The director of the Drug Enforcement Administration, part of the DOJ, resigned this month over reports that agents attended sex parties with prostitutes hired by Colombian drug cartels.

Meanwhile, the agency Lynch is inheriting has recently struck a sterner tone with financial institutions accused of misconduct.

Lynch will have to tackle settlements pending with banks over the manipulation of currency markets and charges of helping clients evade U.S. taxes. Six major banks could settle as soon as May on allegations they manipulated foreign exchange markets.

Add in the threat of cybersecurity breaches and American citizens seeking to become Islamic State fighters and Lynch has a full plate.

Attorneys general invariably confront problems that come out of nowhere, as well, making it one of the highest-profile positions in any administration.

Janet Reno, President Bill Clinton’s attorney general from 1993-2001, dealt with crises including the bombing of an Oklahoma federal building, a deadly confrontation with the “Branch Davidians” sect in Waco, Texas, and the arrival in Florida of a young Cuban boy, Elian Gonzalez, whose custody battle grew into an international incident.

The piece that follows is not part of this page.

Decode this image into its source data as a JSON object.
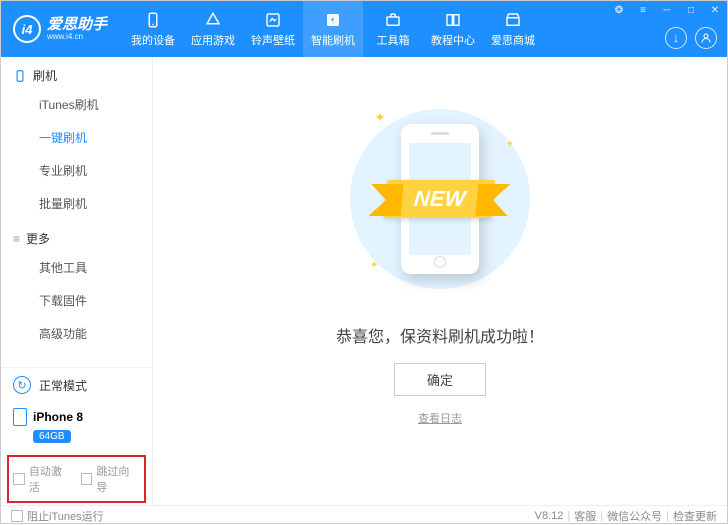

Robert Kennedy in the early 1960s took on organized crime and union boss Jimmy Hoffa, while also sending federal marshals to enforce a court order allowing black civil rights activist James Meredith to attend the University of Mississippi.

Elliot Richardson resigned during the Watergate-era “Saturday Night Massacre” and John Ashcroft was in a hospital sick bed in 2004 when top White House officials reportedly tried but failed to get his approval for a controversial domestic surveillance program.

Lynch survived a difficult and lengthy Senate confirmation process with most Republicans voting against her. That may end up being the easiest part of her run as attorney general.